McAvoy and Cassel, on the other hand, submitted themselves to hypnotherapy, and allowed Boyle to observe.
"Nothing really exciting happened," the director says. "It was very benign . . . . What we found out in our research - and it is mentioned in the film - is that five to 10 percent of the population is extremely suggestible. For that group, hypnotherapy is a powerful tool."
And Boyle? Did he "go under?"
"No, no, no," he says, laughing. "I'm a bit of a control freak, and I don't think I'd be the best person to sit in the chair. Especially if you're sitting in front of the actors - you might reveal something you'd regret."
"Disconnect" man. For Henry Alex Rubin, director of the Oscar-nominated 2005 documentary Murderball, the idea of a fiction feature wasn't something he leapt at.
"People assume that's where you want to end up, but the truth is that documentaries are incredibly exciting and fulfilling," says the New York filmmaker. "The documentary world really feels like my home."
But then Rubin read Andrew Stern's screenplay for Disconnect, in which the lives of a disparate group of people - played by Jason Bateman, Hope Davis, Frank Grillo, Jonah Bobo, Andrea Riseborough, Paula Patton, Alexander Skarsgard, and Max Thieriot - intersect. The common thread is the Internet, and how technology is making us more isolated and alone, not less. The movie opened Friday at the Ritz Five and Rave Motion Pictures/NJ.
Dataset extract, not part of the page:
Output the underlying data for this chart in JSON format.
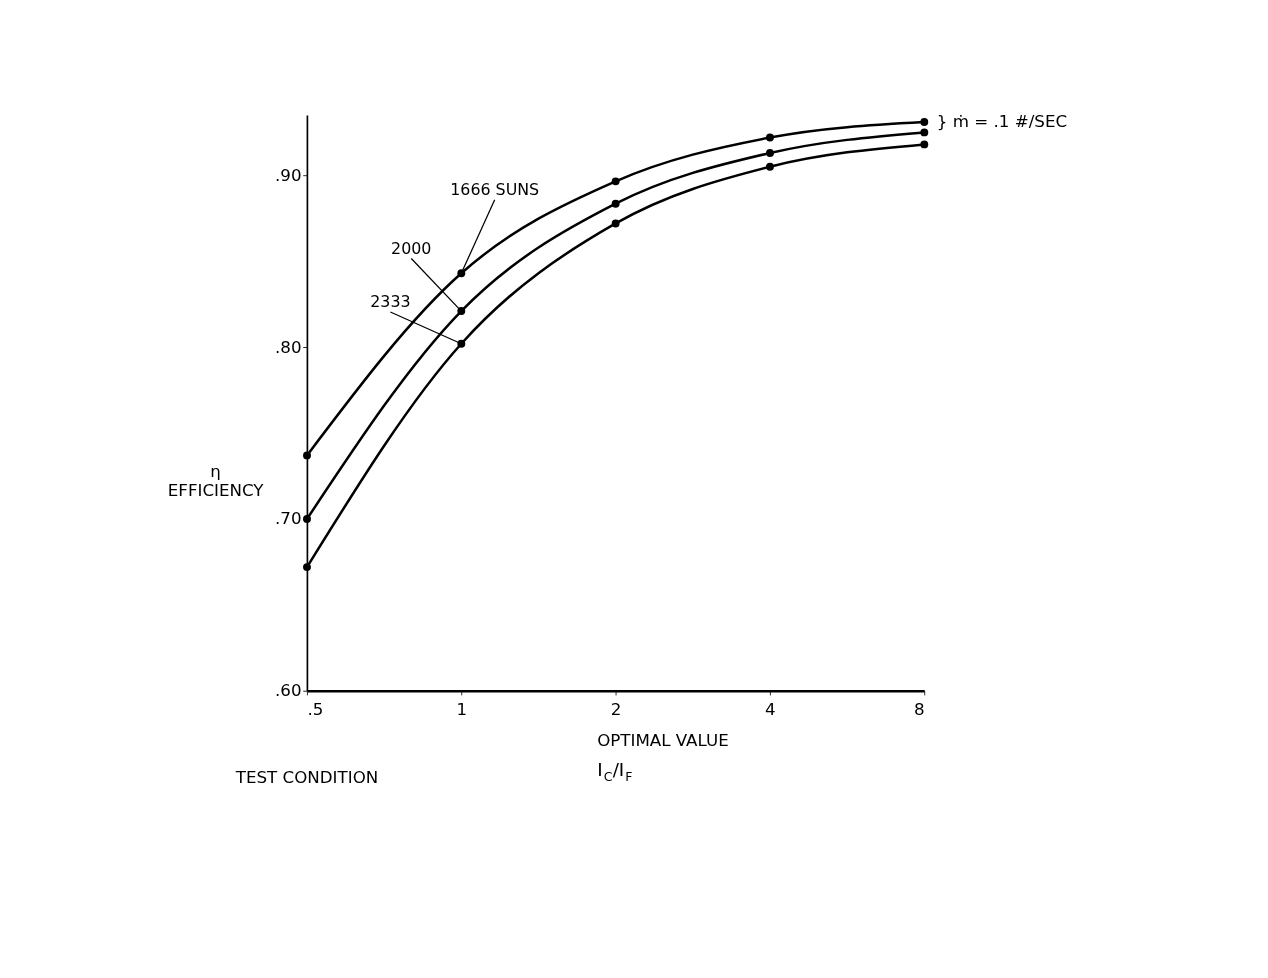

Rubin says that when he read Stern's screenplay, he was struck by how relevant, and reportorial, it was. One plotline centered on the Internet sex trade. Another on cyberbullying and the abuse of social media. And another on identity theft.
"What I loved about the script was that it really seemed like three documentaries twisted into one story, one dramatic story.
"They were pulled right out of the headlines . . . . "I thought, OK, I want to tell these stories."